I would almost think that Latin American writers don't really have an identity in their nation, but as Latin Americans. Or maybe, at least until the end of the Cold War, as "Third World" writers. Unless they took refuge in nativism, most third worldlist writers in fact didn't care very much for their national boundaries (mostly because many Third World countries were not nations at all). Granted, I am not all too familiar with Latin American literature, but it makes sense to me.
 
Forostar said:
Still I am interested if Onhell could/would mention a Mexican, Loose Cannon a Canadian, and Shadow a Swede?

Carlos Fuentes is Mexican.

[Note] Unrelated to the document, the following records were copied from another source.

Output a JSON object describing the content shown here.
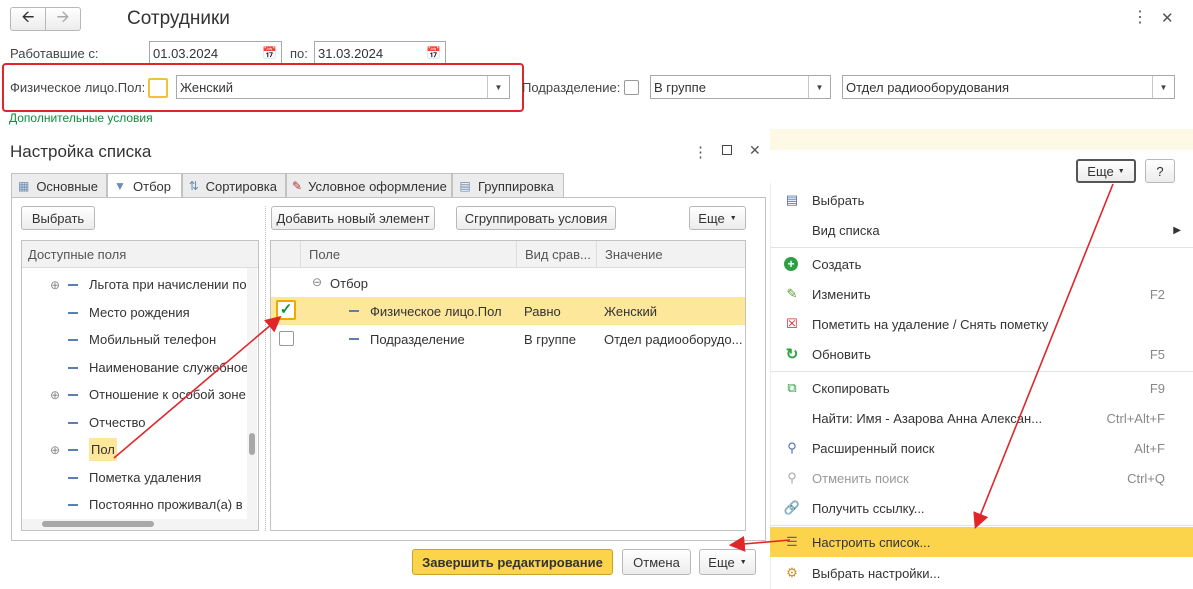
{
  "window": {
    "title": "Сотрудники"
  },
  "filters": {
    "worked_from_label": "Работавшие с:",
    "date_from": "01.03.2024",
    "to_label": "по:",
    "date_to": "31.03.2024",
    "gender_label": "Физическое лицо.Пол:",
    "gender_value": "Женский",
    "department_label": "Подразделение:",
    "department_mode": "В группе",
    "department_value": "Отдел радиооборудования",
    "extra_conditions": "Дополнительные условия"
  },
  "dialog": {
    "title": "Настройка списка",
    "tabs": [
      {
        "label": "Основные"
      },
      {
        "label": "Отбор"
      },
      {
        "label": "Сортировка"
      },
      {
        "label": "Условное оформление"
      },
      {
        "label": "Группировка"
      }
    ],
    "select_button": "Выбрать",
    "available_fields_header": "Доступные поля",
    "fields": [
      "Льгота при начислении пос",
      "Место рождения",
      "Мобильный телефон",
      "Наименование служебное",
      "Отношение к особой зоне",
      "Отчество",
      "Пол",
      "Пометка удаления",
      "Постоянно проживал(а) в К"
    ],
    "add_element_button": "Добавить новый элемент",
    "group_conditions_button": "Сгруппировать условия",
    "more_button": "Еще",
    "columns": {
      "field": "Поле",
      "comparison": "Вид срав...",
      "value": "Значение"
    },
    "group_label": "Отбор",
    "rows": [
      {
        "field": "Физическое лицо.Пол",
        "comparison": "Равно",
        "value": "Женский"
      },
      {
        "field": "Подразделение",
        "comparison": "В группе",
        "value": "Отдел радиооборудо..."
      }
    ],
    "finish_button": "Завершить редактирование",
    "cancel_button": "Отмена",
    "more_button2": "Еще"
  },
  "toolbar": {
    "more": "Еще",
    "help": "?"
  },
  "menu": {
    "items": [
      {
        "label": "Выбрать",
        "shortcut": ""
      },
      {
        "label": "Вид списка",
        "shortcut": ""
      },
      {
        "label": "Создать",
        "shortcut": ""
      },
      {
        "label": "Изменить",
        "shortcut": "F2"
      },
      {
        "label": "Пометить на удаление / Снять пометку",
        "shortcut": ""
      },
      {
        "label": "Обновить",
        "shortcut": "F5"
      },
      {
        "label": "Скопировать",
        "shortcut": "F9"
      },
      {
        "label": "Найти: Имя - Азарова Анна Алексан...",
        "shortcut": "Ctrl+Alt+F"
      },
      {
        "label": "Расширенный поиск",
        "shortcut": "Alt+F"
      },
      {
        "label": "Отменить поиск",
        "shortcut": "Ctrl+Q"
      },
      {
        "label": "Получить ссылку...",
        "shortcut": ""
      },
      {
        "label": "Настроить список...",
        "shortcut": ""
      },
      {
        "label": "Выбрать настройки...",
        "shortcut": ""
      }
    ]
  },
  "colors": {
    "highlight_red": "#e0262b",
    "accent_yellow": "#fbd44c",
    "green_link": "#0a8f3c"
  }
}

I have not read his "classic," but he is also very prolific and still active. I read "Aura" in school. A short novel written in second person (just like the dream killing thread). Very surreal and leaves you with a WTF moment at the end.

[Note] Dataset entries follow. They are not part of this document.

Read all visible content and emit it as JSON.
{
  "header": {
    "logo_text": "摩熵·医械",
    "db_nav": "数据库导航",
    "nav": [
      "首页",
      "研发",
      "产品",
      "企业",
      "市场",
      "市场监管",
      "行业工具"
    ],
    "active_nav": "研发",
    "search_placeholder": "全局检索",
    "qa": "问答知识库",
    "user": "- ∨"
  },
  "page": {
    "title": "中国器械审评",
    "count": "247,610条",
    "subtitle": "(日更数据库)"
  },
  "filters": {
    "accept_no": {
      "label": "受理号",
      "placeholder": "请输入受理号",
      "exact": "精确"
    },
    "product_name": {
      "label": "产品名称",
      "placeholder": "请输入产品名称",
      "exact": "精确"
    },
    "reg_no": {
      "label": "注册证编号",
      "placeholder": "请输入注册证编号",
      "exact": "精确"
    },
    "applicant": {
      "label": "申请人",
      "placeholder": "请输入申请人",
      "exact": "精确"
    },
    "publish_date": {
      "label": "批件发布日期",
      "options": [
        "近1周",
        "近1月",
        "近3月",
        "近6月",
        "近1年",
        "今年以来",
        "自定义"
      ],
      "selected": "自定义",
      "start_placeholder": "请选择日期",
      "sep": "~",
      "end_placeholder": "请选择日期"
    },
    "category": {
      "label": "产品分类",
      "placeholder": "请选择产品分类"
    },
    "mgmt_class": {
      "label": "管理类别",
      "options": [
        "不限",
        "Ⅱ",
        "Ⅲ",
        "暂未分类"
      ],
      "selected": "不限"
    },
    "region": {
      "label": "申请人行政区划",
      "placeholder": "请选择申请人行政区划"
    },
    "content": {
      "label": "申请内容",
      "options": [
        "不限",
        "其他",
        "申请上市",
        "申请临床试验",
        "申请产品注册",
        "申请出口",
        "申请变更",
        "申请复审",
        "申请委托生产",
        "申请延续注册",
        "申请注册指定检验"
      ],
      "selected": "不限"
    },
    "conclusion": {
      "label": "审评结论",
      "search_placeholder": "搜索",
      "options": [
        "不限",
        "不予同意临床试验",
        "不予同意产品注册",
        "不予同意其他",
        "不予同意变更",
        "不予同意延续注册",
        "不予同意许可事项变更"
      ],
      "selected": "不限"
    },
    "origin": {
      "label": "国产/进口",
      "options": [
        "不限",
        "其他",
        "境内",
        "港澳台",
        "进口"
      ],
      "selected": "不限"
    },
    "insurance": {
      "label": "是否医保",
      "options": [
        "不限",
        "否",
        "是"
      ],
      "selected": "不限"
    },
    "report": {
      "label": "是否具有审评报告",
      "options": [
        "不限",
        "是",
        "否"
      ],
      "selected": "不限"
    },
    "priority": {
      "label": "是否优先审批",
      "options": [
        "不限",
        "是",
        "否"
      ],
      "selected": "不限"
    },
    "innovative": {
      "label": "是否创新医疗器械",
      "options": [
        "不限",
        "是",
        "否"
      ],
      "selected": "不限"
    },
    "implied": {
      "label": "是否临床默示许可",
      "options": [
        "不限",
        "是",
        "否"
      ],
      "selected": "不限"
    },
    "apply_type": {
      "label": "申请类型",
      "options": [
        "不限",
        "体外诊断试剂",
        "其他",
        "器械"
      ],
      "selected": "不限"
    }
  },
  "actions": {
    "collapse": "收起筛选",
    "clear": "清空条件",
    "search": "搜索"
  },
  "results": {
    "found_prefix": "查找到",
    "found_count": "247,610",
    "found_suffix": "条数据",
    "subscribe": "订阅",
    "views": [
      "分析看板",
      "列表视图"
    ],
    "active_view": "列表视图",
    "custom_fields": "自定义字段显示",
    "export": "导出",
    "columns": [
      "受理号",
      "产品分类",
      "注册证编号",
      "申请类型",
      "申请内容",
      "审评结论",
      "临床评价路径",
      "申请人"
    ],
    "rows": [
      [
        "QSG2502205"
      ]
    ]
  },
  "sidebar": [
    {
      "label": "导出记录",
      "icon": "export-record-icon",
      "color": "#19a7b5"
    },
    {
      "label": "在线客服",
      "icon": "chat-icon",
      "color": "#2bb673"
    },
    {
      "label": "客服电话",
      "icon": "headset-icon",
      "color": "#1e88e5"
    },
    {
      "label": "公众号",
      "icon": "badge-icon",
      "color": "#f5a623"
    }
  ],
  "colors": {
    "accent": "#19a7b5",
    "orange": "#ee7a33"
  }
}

Marquez is Colombian and again, if you have never heard of 100 years of Solitude you have been living under a rock. He also wrote Chronicle of an announced death, Castaway (the true story of a Colombian shipwreck and the sole survivor's story.), Love in Times of Cholera and The Coronal has No One to Write Him.

Octavio Paz is Mexican and practically a national treasure. I don't like poetry so I have never read his stuff. However he won several awards, among them, The Nobel Prize for Literature.

That movement is mostly known for the use of Magical Realism (Think Pan's Labyrinth or Like Water for Chocolate.) For more on it: http://en.wikipedia.org/wiki/Latin_American_Boom
 
Thanks :)

Man, that Marquez made some awesome sounding titles. Castaway sounds very intriguing. I'll remember that one.
 
It's my favorite of his :) I'm afraid to say anything about it in fear of spoiling it. As for the titles... yeah Latin American authors are very dramatic and fatalistic... a trademark lol
 
Also worth mentioning: Fuentes and Paz wrote for the elite, rich and educated class. Fuentes constantly throws French phrases and even paragraphs in his novels. That always annoyed me, because he wouldn't explain the phrase in Spanish and I can't read French. He spent many years in Switzerland for his schooling where he won several short story contests. I sat next to an old classmate of his on a plane years ago. This old man was awesome. He noticed I was reading Fuentes and he began to tell me about their years in Switzerland. He said his background was in etimology, Fuentes... writing. He told me Fuentes would often win 1st, 2nd and 3rd place in the contests as he would enter several stories under pseudonyms lol.

Marquez, Cortazar and Vargas Llosa (of The City and the Dogs fame) are more popular lit authors, but still gained international fame.